Benny Anders

Personal information
- Born: October 3, 1963 (age 62) Monroe, Louisiana, U.S.
- Listed height: 6 ft 6 in (1.98 m)
- Listed weight: 220 lb (100 kg)

Career information
- High school: Bernice (Bernice, Louisiana)
- College: Houston (1981–1984)
- NBA draft: 1985: undrafted
- Position: Small forward

Career history
- 1986–1987: Rockford Lightning

= Benny Anders =

American basketball player (born 1963)

Benny Michael Anders (born October 3, 1963) is an American former basketball player. Anders was a forward on the Guy Lewis-coached Houston Cougars teams during the early 1980s. The team featured a set of players called the Phi Slama Jama basketball fraternity that included Hakeem Olajuwon, Clyde Drexler, Michael Young, Alvin Franklin, Reid Gettys, Larry Micheaux and Anders.

== Career ==

=== High school ===

Anders was an all-state high school player in Bernice in Union Parish in north Louisiana. While in high school, Anders also played on the same Amateur Athletic Union teams as Joe Dumars, Karl Malone, and John "Hot Rod" Williams. During these years, Anders earned the nickname "The Outlaw."

=== College ===

After graduating from high school, Anders was recruited by Louisiana State University. During his visit, he was asked by the LSU coach, Dale Brown, why he was wearing a T-shirt that said "OUTLAW." Anders replied that it was his nickname which was given to him because he was always creating disturbances, a response that effectively ended the recruiting visit. Subsequently, Anders accepted an offer to play for the University of Houston.

Anders achieved his fame while playing for the Cougars.
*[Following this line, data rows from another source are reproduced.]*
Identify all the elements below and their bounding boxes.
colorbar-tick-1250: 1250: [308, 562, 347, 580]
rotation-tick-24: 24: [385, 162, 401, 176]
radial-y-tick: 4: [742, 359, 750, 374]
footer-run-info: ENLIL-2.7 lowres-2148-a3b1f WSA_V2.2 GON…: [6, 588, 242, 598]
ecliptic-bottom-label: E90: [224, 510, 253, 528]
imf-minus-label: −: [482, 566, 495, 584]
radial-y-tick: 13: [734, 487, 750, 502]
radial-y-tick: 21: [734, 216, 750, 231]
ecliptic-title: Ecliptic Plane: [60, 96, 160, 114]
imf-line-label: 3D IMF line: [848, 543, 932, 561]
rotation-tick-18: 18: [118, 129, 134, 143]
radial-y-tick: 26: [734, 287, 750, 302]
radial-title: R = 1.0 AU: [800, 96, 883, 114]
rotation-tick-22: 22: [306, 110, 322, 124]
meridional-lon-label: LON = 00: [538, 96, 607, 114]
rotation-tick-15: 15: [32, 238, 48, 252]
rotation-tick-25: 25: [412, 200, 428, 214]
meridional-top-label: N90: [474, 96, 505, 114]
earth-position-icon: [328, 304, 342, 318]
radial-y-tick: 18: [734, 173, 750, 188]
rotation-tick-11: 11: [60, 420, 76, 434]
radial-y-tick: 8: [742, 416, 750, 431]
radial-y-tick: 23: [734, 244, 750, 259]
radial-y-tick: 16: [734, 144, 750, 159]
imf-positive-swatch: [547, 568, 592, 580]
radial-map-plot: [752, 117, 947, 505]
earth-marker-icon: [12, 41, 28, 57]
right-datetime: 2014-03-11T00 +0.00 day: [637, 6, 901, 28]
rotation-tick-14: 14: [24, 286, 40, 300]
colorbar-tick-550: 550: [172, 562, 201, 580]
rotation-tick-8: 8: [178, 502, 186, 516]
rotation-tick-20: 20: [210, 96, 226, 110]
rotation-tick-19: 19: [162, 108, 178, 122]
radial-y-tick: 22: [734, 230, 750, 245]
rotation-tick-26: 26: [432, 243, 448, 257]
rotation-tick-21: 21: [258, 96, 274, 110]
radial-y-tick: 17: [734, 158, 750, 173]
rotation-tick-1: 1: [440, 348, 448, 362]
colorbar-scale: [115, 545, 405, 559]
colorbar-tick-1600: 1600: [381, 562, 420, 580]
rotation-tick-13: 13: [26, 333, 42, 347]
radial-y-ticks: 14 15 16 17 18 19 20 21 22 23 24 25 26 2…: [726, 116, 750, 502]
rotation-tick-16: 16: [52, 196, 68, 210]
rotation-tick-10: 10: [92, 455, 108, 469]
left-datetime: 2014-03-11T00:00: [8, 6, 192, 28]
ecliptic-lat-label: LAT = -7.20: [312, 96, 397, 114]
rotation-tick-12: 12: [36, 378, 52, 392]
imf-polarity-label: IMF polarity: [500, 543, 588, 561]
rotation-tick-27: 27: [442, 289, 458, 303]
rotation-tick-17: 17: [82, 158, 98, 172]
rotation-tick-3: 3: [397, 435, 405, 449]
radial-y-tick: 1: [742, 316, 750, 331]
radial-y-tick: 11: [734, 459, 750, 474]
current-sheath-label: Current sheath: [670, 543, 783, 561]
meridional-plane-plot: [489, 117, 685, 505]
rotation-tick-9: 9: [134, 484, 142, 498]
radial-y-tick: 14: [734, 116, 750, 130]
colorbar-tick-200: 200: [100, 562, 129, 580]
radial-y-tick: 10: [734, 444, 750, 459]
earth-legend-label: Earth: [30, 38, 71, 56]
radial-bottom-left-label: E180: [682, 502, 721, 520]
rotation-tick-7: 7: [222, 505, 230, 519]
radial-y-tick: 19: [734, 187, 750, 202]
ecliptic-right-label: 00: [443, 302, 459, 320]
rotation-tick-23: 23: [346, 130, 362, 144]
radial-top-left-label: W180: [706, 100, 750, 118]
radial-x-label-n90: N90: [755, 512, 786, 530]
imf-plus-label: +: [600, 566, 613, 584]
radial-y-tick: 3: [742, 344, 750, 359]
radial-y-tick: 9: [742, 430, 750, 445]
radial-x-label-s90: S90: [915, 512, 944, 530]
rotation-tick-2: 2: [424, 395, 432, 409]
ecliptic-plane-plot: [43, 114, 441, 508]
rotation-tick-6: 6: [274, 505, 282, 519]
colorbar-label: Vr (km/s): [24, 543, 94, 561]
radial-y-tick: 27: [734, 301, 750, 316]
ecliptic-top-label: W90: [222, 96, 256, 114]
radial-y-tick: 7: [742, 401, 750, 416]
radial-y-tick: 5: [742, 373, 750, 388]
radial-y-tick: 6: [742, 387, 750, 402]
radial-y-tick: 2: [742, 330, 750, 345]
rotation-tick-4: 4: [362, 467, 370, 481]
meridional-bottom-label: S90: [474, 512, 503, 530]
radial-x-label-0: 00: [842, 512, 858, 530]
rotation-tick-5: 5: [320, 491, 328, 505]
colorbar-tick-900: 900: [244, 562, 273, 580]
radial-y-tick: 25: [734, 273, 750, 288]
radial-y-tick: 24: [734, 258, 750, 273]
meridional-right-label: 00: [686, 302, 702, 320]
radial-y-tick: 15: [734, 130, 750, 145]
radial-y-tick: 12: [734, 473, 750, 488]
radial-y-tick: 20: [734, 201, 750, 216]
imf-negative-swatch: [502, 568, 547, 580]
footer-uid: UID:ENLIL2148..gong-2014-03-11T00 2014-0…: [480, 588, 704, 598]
Despite the fact that he was mostly a role player who came off the bench, Anders had a significant impact on some of the Cougar's biggest victories, mainly due to his style of play that featured some of the NCAA's most memorable dunks. During the 1983 Final Four between Houston and Louisville, Anders executed two violent dunks, one of which occurred with Houston holding an eight-point lead with less than thirty seconds to play. The reverse dunk was characterized by his teammate Reid Gettys as one of the most "selfish plays" he had ever seen. In the championship game against North Carolina State University's "Wolfpack", Anders nearly stole the ball with seconds left in the game, but North Carolina State's Dereck Whittenburg gained possession and his air ball miss was caught by teammate Lorenzo Charles who scored as time ran out, securing the victory for the Wolfpack.

Anders clashed with Cougars coach Guy Lewis during the 1984 season and quit the team for several weeks before deciding to return. After his return, he was relegated to the bench but once again made the trip to the Final Four where the Cougars appeared in the semi-finals against the University of Virginia and in the finals against Georgetown University. Anders played sparingly in both games and is best remembered showing up to the tournament wearing a tuxedo with a pink bow tie, pink cummerbund, and sunglasses. His appearance caught the attention of fans, and after Kentucky's elimination (in the Final Four, to Georgetown), many of that team's fans showed up to the final wearing sunglasses. One of the fans held a sign that read "Benny Anders for President." After the Cougars' loss, Anders spent the night drinking with John Gambill, the Kentucky fan who had held the sign. The following week, Gambill received a package from Anders in the mail containing his uniform.

The 1984 NCAA tournament marked the end of Anders's college career as a knee injury kept him from playing in the 1984-85 season. During a pick-up game, Anders got into a disagreement and altercation with another player which led to Anders going to retrieve a gun from his bag. A subsequent on-campus weapons charge earned him three years' probation and eventual dismissal from the Cougars.

=== Professional ===

Following his collegiate career, Anders played professionally for Tanduay in the Philippine Basketball Association in 1986 and in South America.

== Legacy ==

Anders was known for his stylish play and eccentric approach to both the game of basketball and life. His quote about teammate Hakeem Olajuwon ("When I drop a dime to the big Swahili, he got to put it in the hole.") remains famous to this day and is found on a number of basketball related websites.

Anders is frequently cited as an example of an athlete who failed to live up to his potential, but while in his prime left a memorable mark on the game he played.

Ask any basketball fan who remembers who Benny Anders was, and he will almost certainly say great things about his ability. He is retrospectively beloved, expressly because he failed in totality ... he's an example of blown potential who makes average people feel better about themselves.

Adding to Anders's legacy was his longtime complete disappearance, from both the public and his former teammates. Anders was not in contact with the media in over 15+ years and attempts to contact him through family and friends failed.

In 2016, Anders was located in Michigan and appeared in a 30 for 30 documentary about "Phi Slama Jama", Both Willis Reed and Orlando Woolridge were his cousins.